Norway has again secured a place among the world’s ten ‘least corrupt’ countries, but has fallen from fifth to sixth place.
This was shown on the 2016 index published by ‘Transparency International’, which provides an overview of the level of corruption among a total of 176 countries.
New Zealand and Denmark share first place with 90 points each, followed by Finland, Sweden and Switzerland. Norway received 85 points on the scale of 0 to 100. A score of 100 would mean that there is no corruption whatsoever.
The major economic powers of Germany and Britain are also both on the top-ten-list, with 81 points each.

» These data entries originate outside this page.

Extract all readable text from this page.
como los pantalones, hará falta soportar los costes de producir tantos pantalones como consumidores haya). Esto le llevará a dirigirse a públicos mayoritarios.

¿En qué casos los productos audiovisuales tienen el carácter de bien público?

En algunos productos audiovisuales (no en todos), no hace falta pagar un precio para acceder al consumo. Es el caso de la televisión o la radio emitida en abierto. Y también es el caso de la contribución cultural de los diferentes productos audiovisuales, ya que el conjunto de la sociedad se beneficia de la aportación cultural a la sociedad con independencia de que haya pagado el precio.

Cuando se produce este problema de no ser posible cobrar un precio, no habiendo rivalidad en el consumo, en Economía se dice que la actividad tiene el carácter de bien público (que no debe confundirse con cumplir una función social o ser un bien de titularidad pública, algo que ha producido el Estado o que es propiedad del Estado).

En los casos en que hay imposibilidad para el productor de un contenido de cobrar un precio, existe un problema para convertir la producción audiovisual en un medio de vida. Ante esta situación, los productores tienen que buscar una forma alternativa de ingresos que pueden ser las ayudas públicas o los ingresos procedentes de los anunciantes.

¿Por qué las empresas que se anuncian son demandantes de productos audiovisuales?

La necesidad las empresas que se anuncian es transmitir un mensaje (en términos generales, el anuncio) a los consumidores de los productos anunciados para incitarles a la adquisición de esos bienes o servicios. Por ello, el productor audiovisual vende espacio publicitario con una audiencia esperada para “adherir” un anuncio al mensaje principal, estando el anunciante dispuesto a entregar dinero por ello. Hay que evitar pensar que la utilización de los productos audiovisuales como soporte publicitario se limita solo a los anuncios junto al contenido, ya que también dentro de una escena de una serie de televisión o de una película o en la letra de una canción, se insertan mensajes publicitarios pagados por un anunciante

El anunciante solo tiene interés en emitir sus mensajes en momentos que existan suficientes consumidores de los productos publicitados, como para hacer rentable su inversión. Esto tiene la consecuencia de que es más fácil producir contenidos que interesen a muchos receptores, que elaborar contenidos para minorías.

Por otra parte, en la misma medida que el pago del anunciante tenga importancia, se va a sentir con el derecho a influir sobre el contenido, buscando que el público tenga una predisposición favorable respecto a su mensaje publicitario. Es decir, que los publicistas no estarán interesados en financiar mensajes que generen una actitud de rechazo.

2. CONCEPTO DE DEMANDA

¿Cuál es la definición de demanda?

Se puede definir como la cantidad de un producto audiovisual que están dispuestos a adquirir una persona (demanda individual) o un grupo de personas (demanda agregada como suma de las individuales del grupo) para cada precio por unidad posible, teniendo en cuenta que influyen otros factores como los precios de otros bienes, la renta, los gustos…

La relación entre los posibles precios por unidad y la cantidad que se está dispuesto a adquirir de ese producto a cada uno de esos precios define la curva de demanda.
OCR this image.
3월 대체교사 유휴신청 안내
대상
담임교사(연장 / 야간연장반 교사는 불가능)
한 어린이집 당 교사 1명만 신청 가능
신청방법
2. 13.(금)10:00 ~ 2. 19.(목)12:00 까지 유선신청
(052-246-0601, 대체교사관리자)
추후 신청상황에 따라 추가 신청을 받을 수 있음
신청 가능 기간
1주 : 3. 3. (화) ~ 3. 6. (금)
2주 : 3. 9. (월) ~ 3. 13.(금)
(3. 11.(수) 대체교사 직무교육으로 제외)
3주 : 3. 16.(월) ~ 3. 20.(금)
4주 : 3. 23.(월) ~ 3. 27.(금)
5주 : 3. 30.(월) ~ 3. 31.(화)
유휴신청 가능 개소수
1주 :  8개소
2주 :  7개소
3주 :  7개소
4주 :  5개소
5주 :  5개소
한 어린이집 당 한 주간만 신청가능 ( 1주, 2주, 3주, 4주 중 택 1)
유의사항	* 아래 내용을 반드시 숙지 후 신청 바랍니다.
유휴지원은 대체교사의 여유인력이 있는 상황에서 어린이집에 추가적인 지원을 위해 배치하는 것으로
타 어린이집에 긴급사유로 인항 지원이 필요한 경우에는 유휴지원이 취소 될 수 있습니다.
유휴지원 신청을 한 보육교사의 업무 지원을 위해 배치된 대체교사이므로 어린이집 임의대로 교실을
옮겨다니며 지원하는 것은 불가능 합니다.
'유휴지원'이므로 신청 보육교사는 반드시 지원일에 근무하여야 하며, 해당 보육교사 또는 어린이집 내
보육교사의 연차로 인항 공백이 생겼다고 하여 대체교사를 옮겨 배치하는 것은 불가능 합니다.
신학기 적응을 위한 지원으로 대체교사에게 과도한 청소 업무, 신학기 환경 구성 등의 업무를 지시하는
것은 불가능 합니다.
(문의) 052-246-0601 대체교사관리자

At the bottom of the list is Somalia, which only received ten points. Among the most corrupt countries are the war-torn countries of Sudan (11), Syria (13), Yemen (14) Libya (14), Afghanistan (15), Iraq (17) and North Korea (12), which is reported to have one of the world’s most authoritarian regimes.
At the top of the middle layer are several powerful nations, including the United States (74), Japan (72) and France (69), while Turkey, Brazil, China and India fall into the lower part of the middle layer with 40-41 points.
Russia are way down the list, at 131st place, with 29 points.
The index is based on figures from the World Bank, the African Development Bank and the Swiss business school, IMD.
It measures ‘perceived’ corruption in the public sector.